Na época, eu entendia, mas não dimensionava.

E, nesses últimos anos, sentimos a aceleração dos canais de consumo - fintechs por todos os lados, mais crédito à disposição, mais variedades de tantos itens... as engrenagens das coleções e produções eram quase palpáveis! Em suma, um ritmo meio "desenfreado".

E foi justamente a palavra que a Fabiana** usou para descrever sua dinâmica aos 20 poucos anos. Na época da entrevista, ela tinha 35 e considerava que

“Luxo é ter tempo [...]. Eu tenho muita flexibilidade de horário no meu trabalho e [...] isso é um luxo. [...] Não ter que bater ponto de 9 às... não sei que horas da noite. Mas [...] luxo, [...] mais do que isso, é ter conforto. [...] De estar tranquila que as coisas vão dar certo, que eu posso fazer, comprar as coisas que eu quero, é ter estabilidade. [...] Isso é um luxo: você ter estabilidade financeira, e... profissional, e, com isso, você ter um conforto que... que tá tudo bem e você pode gastar [...] dentro de um orçamento. [...] Estabilidade e conforto, [...] isso é um luxo."

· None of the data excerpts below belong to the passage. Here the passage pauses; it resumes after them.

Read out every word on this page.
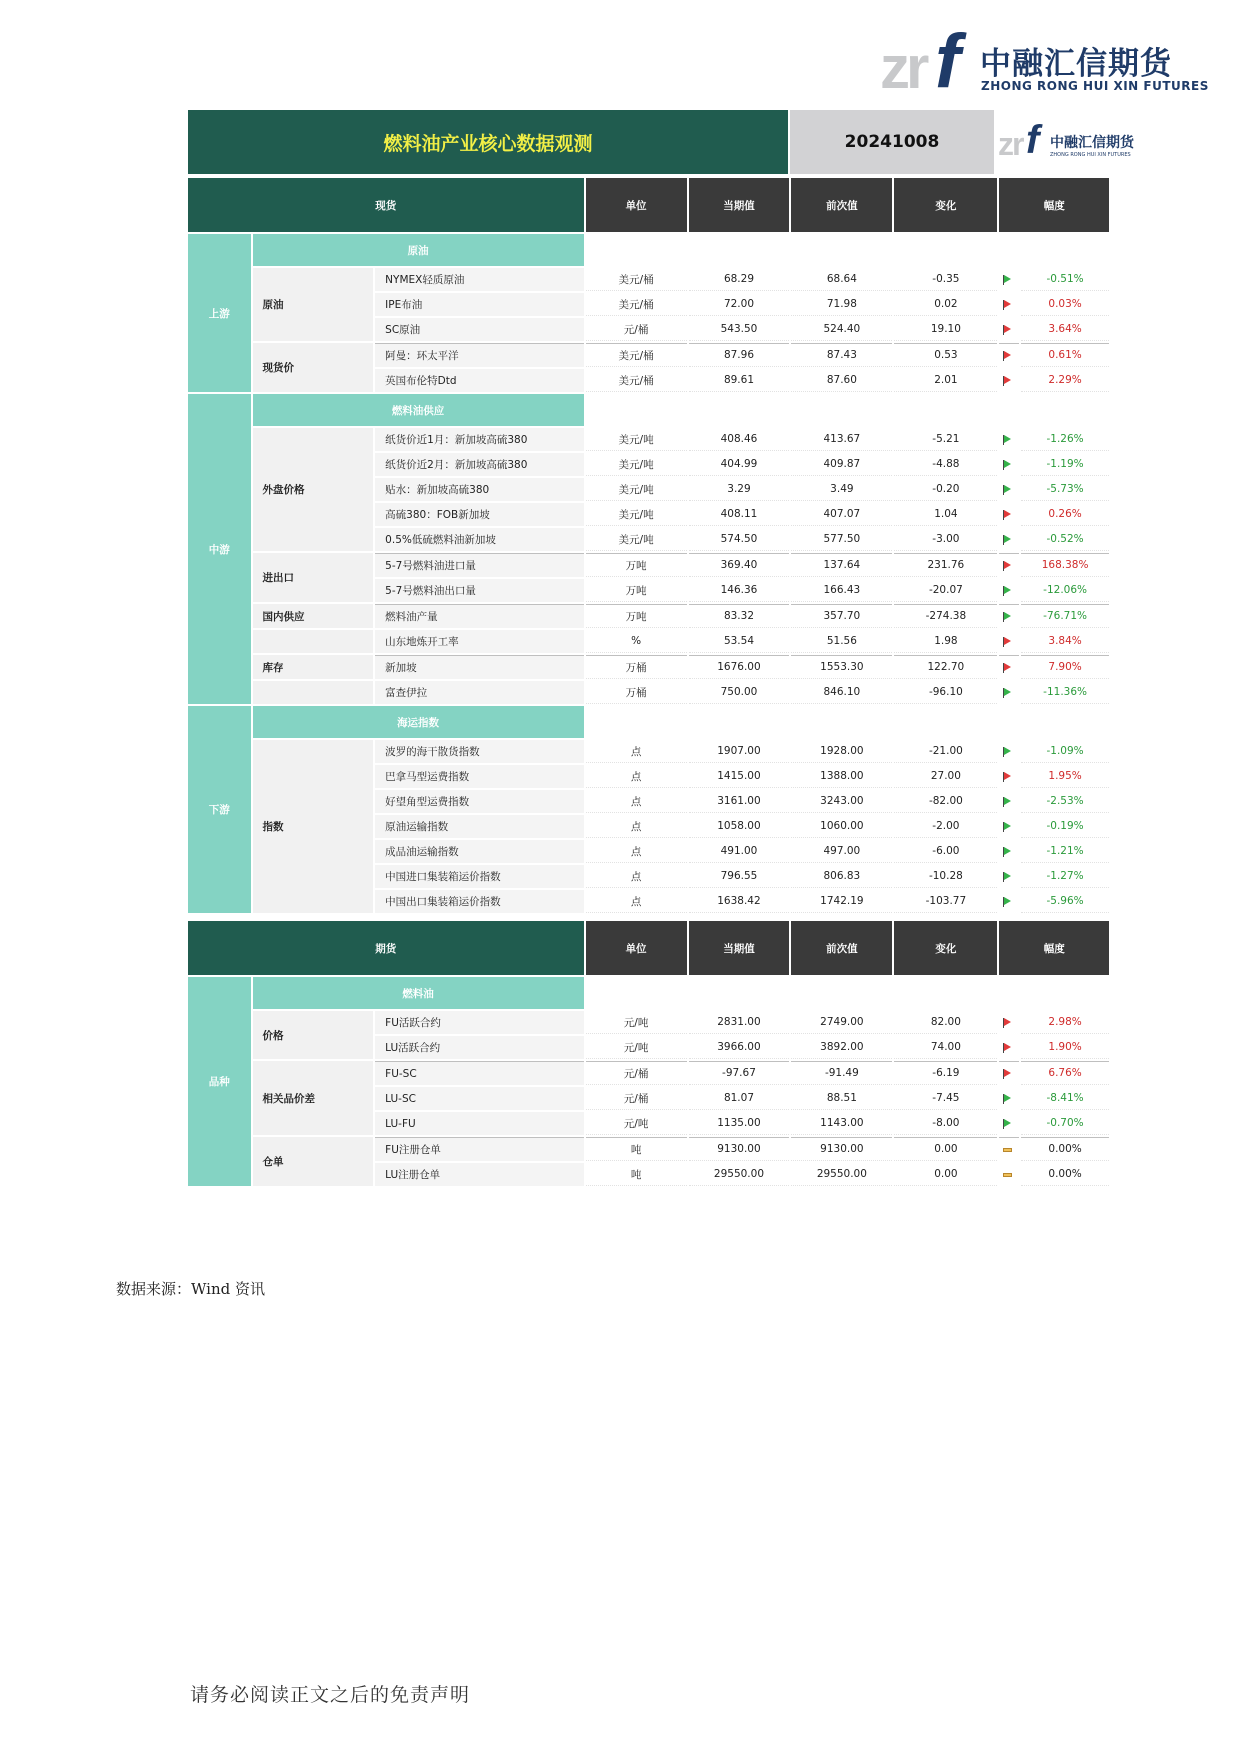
zr f 中融汇信期货
ZHONG RONG HUI XIN FUTURES
燃料油产业核心数据观测	20241008	zr f 中融汇信期货
ZHONG RONG HUI XIN FUTURES
现货			单位	当期值	前次值	变化	幅度	
上游	原油							
	原油	NYMEX轻质原油	美元/桶	68.29	68.64	-0.35		-0.51%
		IPE布油	美元/桶	72.00	71.98	0.02		0.03%
		SC原油	元/桶	543.50	524.40	19.10		3.64%
	现货价	阿曼：环太平洋	美元/桶	87.96	87.43	0.53		0.61%
		英国布伦特Dtd	美元/桶	89.61	87.60	2.01		2.29%
中游	燃料油供应							
	外盘价格	纸货价近1月：新加坡高硫380	美元/吨	408.46	413.67	-5.21		-1.26%
		纸货价近2月：新加坡高硫380	美元/吨	404.99	409.87	-4.88		-1.19%
		贴水：新加坡高硫380	美元/吨	3.29	3.49	-0.20		-5.73%
		高硫380：FOB新加坡	美元/吨	408.11	407.07	1.04		0.26%
		0.5%低硫燃料油新加坡	美元/吨	574.50	577.50	-3.00		-0.52%
	进出口	5-7号燃料油进口量	万吨	369.40	137.64	231.76		168.38%
		5-7号燃料油出口量	万吨	146.36	166.43	-20.07		-12.06%
	国内供应	燃料油产量	万吨	83.32	357.70	-274.38		-76.71%
		山东地炼开工率	%	53.54	51.56	1.98		3.84%
	库存	新加坡	万桶	1676.00	1553.30	122.70		7.90%
		富查伊拉	万桶	750.00	846.10	-96.10		-11.36%
下游	海运指数							
	指数	波罗的海干散货指数	点	1907.00	1928.00	-21.00		-1.09%
		巴拿马型运费指数	点	1415.00	1388.00	27.00		1.95%
		好望角型运费指数	点	3161.00	3243.00	-82.00		-2.53%
		原油运输指数	点	1058.00	1060.00	-2.00		-0.19%
		成品油运输指数	点	491.00	497.00	-6.00		-1.21%
		中国进口集装箱运价指数	点	796.55	806.83	-10.28		-1.27%
		中国出口集装箱运价指数	点	1638.42	1742.19	-103.77		-5.96%

期货			单位	当期值	前次值	变化	幅度	
品种	燃料油							
	价格	FU活跃合约	元/吨	2831.00	2749.00	82.00		2.98%
		LU活跃合约	元/吨	3966.00	3892.00	74.00		1.90%
	相关品价差	FU-SC	元/桶	-97.67	-91.49	-6.19		6.76%
		LU-SC	元/桶	81.07	88.51	-7.45		-8.41%
		LU-FU	元/吨	1135.00	1143.00	-8.00		-0.70%
	仓单	FU注册仓单	吨	9130.00	9130.00	0.00		0.00%
		LU注册仓单	吨	29550.00	29550.00	0.00		0.00%
数据来源：Wind 资讯
请务必阅读正文之后的免责声明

Ou a Catarina, que "chamaria [...] de luxo [...] poder morar com conforto". E a Luciana, para quem "conforto é qualidade".

Renoir, Danse à la campagne, 1889. Fonte.

Eu ouvia as entrevistadas e cognitivamente fazia sentido. Mas foi apenas com o passar do tempo que a riqueza do conforto foi aparecendo para mim. Não apenas o lado material, mas essa disposição emocional e mental sobre o que nos dá prazer, em curto, médio e longo prazo :) Não só o que nos agrada hoje, mas nos ajuda a manter a confiança para o amanhã, em todos os aspectos. Onde cada um de nós pode encontrar um conforto para gostar do hoje, e ainda montar um amanhã, digamos, gostoso?

pegada blog to (by) blog: Seurat
Seurat, Tarde de domingo na Ilha de Grande Jatte, 1884-1886. Fonte.

Professor Marconildo Viegas: Interpretação de texto com tela de ...
Rockwell, The Diary, capa do Saturday Evening Post de 17/07/1933.

Ao terminei de escrever, pensei em "comfort food" (e quem não sonhou com uma esses dias?). Mas quais outros caminhos teriam? Na verdade esse post é mais uma pergunta do que uma proposta, justamente pra cada um pensar sobre os confortos possíveis agora e também os pós-pandemia. Procurei ilustrar com quadros que trazem um pouquinho dessa sensação pra que a vivência da pandemia não seja só tensão e indefinição, mas aceite uma busca por leveza sustentável. (A Insustentável eu deixo pro Kundera)

* Minha mãe abriu em algum momento da década de 1990 e parou na página 2.
**Todos os nomes são anônimos, para preservar a identidade das entrevistadas.

Comentários

  1. Aproveitando que você iniciou o texto com O Bêbado e o Equilibrista, só consegui lembrar que Aldair Blanc foi internado no Miguel Couto com coronavírus. Esse ano combina com o primeiro verso da música "caía a tarde feito um viaduto", misturado com o conceito de angustia do Cioran "uma infinita tarde de domingo". Vou me embora antes que os otimistas venham poluir a paisagem.